100,000 Deaths, Measured in Class Time

BY MARTIN KICH

One of my most widely read posts to this blog has addressed the difficulty not only in visualizing a million, a billion, and a trillion dollars but also in conceptualizing the great differences between those numbers, which do after all sound a lot alike.

So, today, as we grapple with the reality that, in just the past two months, more than 100,000 Americans have died from COVID-19, I wondered how to visualize and to grasp that toll.

The New York Times filled four full pages with the names of just 1,000 of the deceased, along with short phrases that served to personalize the loss of each person.

To demonstrate that that considerable undertaking honored the memory of just one percent of the victims of this pandemic, the newspaper provided an online graphic that distributed the text from those four print pages, by date, across 100,000 human silhouettes.

I have been trying to think of a way to drive home the scale of the loss in a way that might resonate with faculty and students, and I got an idea from a guest on one of the cable news shows tonight. I don’t know who made this point because I had my back to the television and was focused on my PC screen, and by the time the point sank in, the segment was over and a commercial had come on. But the guest commentator pointed out that if the hour-long news program were devoted to simply reading the names of the deceased and a phrase individualizing each of them, it would take almost 28 weeks or just short of seven months for the task to be completed. And that calculation assumed that the hour-long program would be aired completely commercial-free.

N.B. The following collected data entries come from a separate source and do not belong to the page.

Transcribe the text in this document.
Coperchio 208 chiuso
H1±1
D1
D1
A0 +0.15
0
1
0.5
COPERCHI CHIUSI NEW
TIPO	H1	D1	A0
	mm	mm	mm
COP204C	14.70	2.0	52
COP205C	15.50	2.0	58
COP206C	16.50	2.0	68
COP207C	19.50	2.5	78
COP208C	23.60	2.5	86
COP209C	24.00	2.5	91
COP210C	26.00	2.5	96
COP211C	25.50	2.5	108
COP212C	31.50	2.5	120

So, I decided to do a similar calculation with class time.

Assuming that one were teaching two one-hour-and-forty-minute classes per week for fourteen weeks, and that it would take five seconds to read each name and describing phrase, it would take 83.33 class periods—or more than three and a half semesters—to complete the task. . . .

To be honest, I thought that such a calculation would have a much more profound impact on me than it has had.

Despite the continuing interest in that earlier post, some numbers are just simply beyond comprehension. When the numbers relate to the expenditure of huge sums of money, it is generally a matter that ought to be taken very seriously, even if the amounts involved are beyond visualizing or even conceptualizing.

But when the numbers memorialize individual lives that have been lost so abruptly, perhaps the only way that we can truly do them justice is to confront our inability to grasp what the numbers signify and to let the incomprehensible scope of our loss sink in.